Cada uno descubrió que los esfuerzos de tolerancia, de disciplina, de escuchar, valían la pena. Por que después de lograr la comunicación telefónica con Rafael Vargas, que tenía la vocería de las Farc desde Costa Rica, o de haber hecho las diligencias necesarias ante el Gobierno y el Inpec para poder entregarles celulares a los del ELN, era posible una comunicación directa entre todos, por teléfono, por fax o con traducción simultánea, el medio era lo de menos.

Las preguntas claves Cuáles son los desafíos que enfrenta el país? Cuáles son los futuros posibles si Colombia sigue como está?

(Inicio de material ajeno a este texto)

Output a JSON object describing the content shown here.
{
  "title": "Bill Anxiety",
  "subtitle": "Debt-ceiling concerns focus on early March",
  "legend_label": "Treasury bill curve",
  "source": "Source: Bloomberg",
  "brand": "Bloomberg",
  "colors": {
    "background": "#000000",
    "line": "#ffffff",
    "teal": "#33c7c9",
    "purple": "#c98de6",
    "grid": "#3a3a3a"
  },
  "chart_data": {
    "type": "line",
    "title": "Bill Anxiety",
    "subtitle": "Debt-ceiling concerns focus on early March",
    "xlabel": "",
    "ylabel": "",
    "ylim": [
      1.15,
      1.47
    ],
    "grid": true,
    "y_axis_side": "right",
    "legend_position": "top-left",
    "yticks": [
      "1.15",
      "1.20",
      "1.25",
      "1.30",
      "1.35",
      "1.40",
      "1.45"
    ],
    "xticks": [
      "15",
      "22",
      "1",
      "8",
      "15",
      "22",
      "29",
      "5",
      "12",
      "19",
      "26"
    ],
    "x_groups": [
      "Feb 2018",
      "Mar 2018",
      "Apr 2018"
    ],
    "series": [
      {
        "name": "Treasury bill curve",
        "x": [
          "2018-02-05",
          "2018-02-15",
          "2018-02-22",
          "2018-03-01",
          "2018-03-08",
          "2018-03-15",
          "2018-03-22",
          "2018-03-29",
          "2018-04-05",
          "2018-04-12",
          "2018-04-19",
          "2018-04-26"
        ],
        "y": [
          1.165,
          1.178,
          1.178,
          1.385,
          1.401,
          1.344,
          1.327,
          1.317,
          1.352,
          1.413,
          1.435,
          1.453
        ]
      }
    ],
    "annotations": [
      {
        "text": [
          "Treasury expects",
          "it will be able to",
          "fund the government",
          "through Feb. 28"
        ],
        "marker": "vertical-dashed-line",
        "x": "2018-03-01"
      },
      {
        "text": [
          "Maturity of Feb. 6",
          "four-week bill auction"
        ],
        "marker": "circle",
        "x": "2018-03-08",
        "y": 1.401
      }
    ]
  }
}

Estas fueron algunas de las preguntas que se formularon los invitados y las que necesitaron horas y horas de análisis e intercambio. Reflexiones intensas en las cuales todos, sin excepción, se sorprendieron cuando se llegó a una conclusión: que en ninguno de esos escenarios posibles se veía el triunfo guerrillero o el triunfo militar.

Así fue como el grupo salió de Quirama aceptando ideas que antes ni siquiera habían imaginado y pensando que si este sistema llamado planeación por escenarios había funcionado en Sudáfrica, Chipre, Canadá y Japón, por qué no en Colombia?